On the Cross we see revealed the truth that God not only reigns in glory over his creation, but paradoxically, suffers the travail of its finitude, incompleteness, sin, and suffering. In the end, the wisdom tradition points beyond itself to One greater than Wisdom—to the Crucified and Suffering Savior of the world.

[i] It is helpful to think about the kinds of suffering we undergo in order to fully appreciate the difficulty of the subject matter. There is, of course, the suffering we all bring upon others and ourselves because of stupidity, finiteness and evil. Others or we make a practical or moral mistake and suffer the consequences. This kind of evil, we may call “moral evil.” The suffering of Europe under Hitler do to the moral mistakes of the German and other peoples and Hitler’s own evil is the most common example. There is another kind of suffering we endure: “natural suffering.” We live in a world in which there are tornadoes, earthquakes, hurricanes, cancer and various life and health threatening disasters. Many people cannot understand why the world could not have been made differently. It is helpful, I think, to remember that any world capable of producing the human race is capable of producing natural disasters and disease. See, John Polkinghorne, Exploring Reality: The Intertwining of Science with Religion (London, ENG: SPCK, 2005), chapter 8 for a long and, I think, very helpful discussion of this problem.

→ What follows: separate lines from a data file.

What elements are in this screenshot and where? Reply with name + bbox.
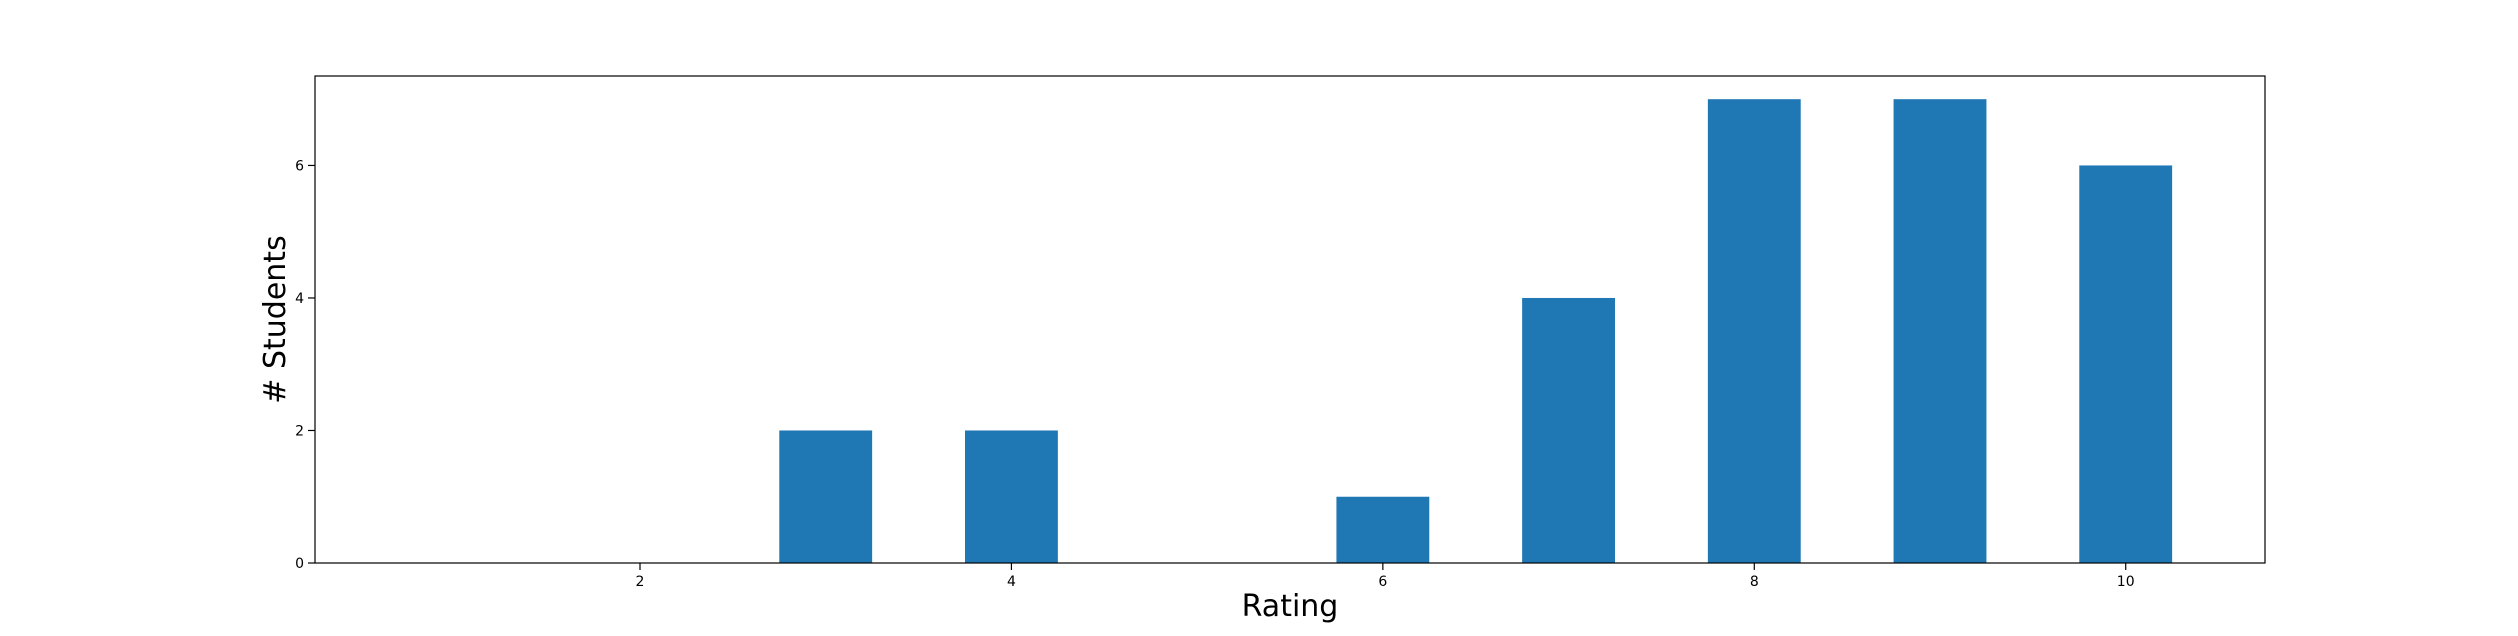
y-tick-label: 0 [295, 556, 304, 572]
bar-rating-10 [2079, 165, 2173, 563]
y-axis-ticks: 0 2 4 6 [295, 158, 315, 572]
x-tick-label: 4 [1007, 574, 1016, 590]
bar-rating-4 [965, 430, 1058, 563]
y-tick-label: 6 [295, 158, 304, 174]
x-axis-ticks: 2 4 6 8 10 [636, 563, 2135, 590]
bar-rating-8 [1707, 99, 1801, 563]
bar-rating-7 [1522, 297, 1615, 563]
x-tick-label: 8 [1750, 574, 1759, 590]
x-tick-label: 6 [1378, 574, 1387, 590]
y-tick-label: 4 [295, 291, 304, 307]
y-axis-label: # Students [258, 235, 293, 403]
bar-rating-6 [1336, 496, 1430, 563]
bar-rating-9 [1893, 99, 1987, 563]
x-tick-label: 10 [2117, 574, 2135, 590]
plot-frame [314, 75, 2266, 564]
x-tick-label: 2 [636, 574, 645, 590]
x-axis-label: Rating [1242, 589, 1339, 624]
bar-rating-3 [779, 430, 873, 563]
y-tick-label: 2 [295, 423, 304, 439]
bars-group [779, 99, 2173, 563]
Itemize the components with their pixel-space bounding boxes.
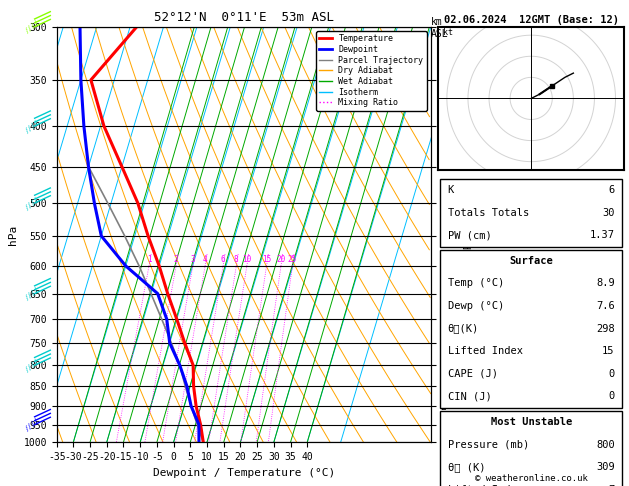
Text: 6: 6 (608, 185, 615, 195)
Text: CAPE (J): CAPE (J) (448, 369, 498, 379)
Text: 10: 10 (242, 255, 252, 264)
Text: K: K (448, 185, 454, 195)
Text: km
ASL: km ASL (431, 17, 448, 38)
Text: CIN (J): CIN (J) (448, 391, 491, 401)
Text: kt: kt (443, 28, 453, 37)
Text: 4: 4 (203, 255, 208, 264)
Text: 0: 0 (608, 391, 615, 401)
Text: θᴄ (K): θᴄ (K) (448, 462, 485, 472)
Text: 15: 15 (262, 255, 271, 264)
Text: PW (cm): PW (cm) (448, 230, 491, 240)
Bar (440, 250, 622, 408)
Text: ////: //// (24, 286, 41, 301)
Text: Pressure (mb): Pressure (mb) (448, 440, 529, 450)
Text: ////: //// (24, 417, 41, 433)
Text: ////: //// (24, 195, 41, 211)
Text: Temp (°C): Temp (°C) (448, 278, 504, 289)
Text: Lifted Index: Lifted Index (448, 485, 523, 486)
Title: 52°12'N  0°11'E  53m ASL: 52°12'N 0°11'E 53m ASL (153, 11, 334, 24)
Text: 1.37: 1.37 (590, 230, 615, 240)
Text: 20: 20 (276, 255, 286, 264)
Text: 25: 25 (288, 255, 297, 264)
Text: 800: 800 (596, 440, 615, 450)
Text: 309: 309 (596, 462, 615, 472)
Text: © weatheronline.co.uk: © weatheronline.co.uk (475, 474, 587, 483)
Text: Dewp (°C): Dewp (°C) (448, 301, 504, 311)
Text: 8.9: 8.9 (596, 278, 615, 289)
Y-axis label: hPa: hPa (8, 225, 18, 244)
Text: 7: 7 (608, 485, 615, 486)
Text: 30: 30 (602, 208, 615, 218)
Text: ////: //// (24, 19, 41, 35)
Text: Lifted Index: Lifted Index (448, 346, 523, 356)
Text: 02.06.2024  12GMT (Base: 12): 02.06.2024 12GMT (Base: 12) (443, 15, 619, 25)
Bar (440, 179, 622, 246)
Text: 0: 0 (608, 369, 615, 379)
Text: θᴄ(K): θᴄ(K) (448, 324, 479, 333)
Bar (440, 411, 622, 486)
Text: 2: 2 (174, 255, 179, 264)
Legend: Temperature, Dewpoint, Parcel Trajectory, Dry Adiabat, Wet Adiabat, Isotherm, Mi: Temperature, Dewpoint, Parcel Trajectory… (316, 31, 426, 110)
Text: ////: //// (24, 118, 41, 134)
Text: 15: 15 (602, 346, 615, 356)
Text: 3: 3 (191, 255, 195, 264)
Y-axis label: Mixing Ratio (g/kg): Mixing Ratio (g/kg) (464, 179, 474, 290)
Text: 1: 1 (147, 255, 152, 264)
Text: ////: //// (24, 358, 41, 373)
Text: 6: 6 (221, 255, 225, 264)
Text: 8: 8 (234, 255, 238, 264)
Text: Surface: Surface (509, 256, 553, 266)
Text: Most Unstable: Most Unstable (491, 417, 572, 427)
Text: 7.6: 7.6 (596, 301, 615, 311)
X-axis label: Dewpoint / Temperature (°C): Dewpoint / Temperature (°C) (153, 468, 335, 478)
Text: 298: 298 (596, 324, 615, 333)
Text: Totals Totals: Totals Totals (448, 208, 529, 218)
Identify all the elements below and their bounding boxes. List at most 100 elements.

[ii] A large part of this blog is based on G. Christopher Scruggs, Path of Life (Eugene, OR: Wipf & Stock, 2014), 179-193. As I say in the book, the vignettes are not reflective of actual incidents, but composites of many years of ministry.

[iii] In crying out these words, Jesus is quoting Psalm 22, which begins as a hymn of abandonment in suffering, but ends as a hymn of praise for deliverance. Against those who see in the words of Jesus a simple cry of abandonment, I like to think it is both a cry of abandonment and a cry of faith in God’s delivering power, even from death.

[iv] John Polkinghorne, Science and Providence: God’s Interaction with the World (Philadelphia, PA: Templeton Foundation Press, 1989), 79.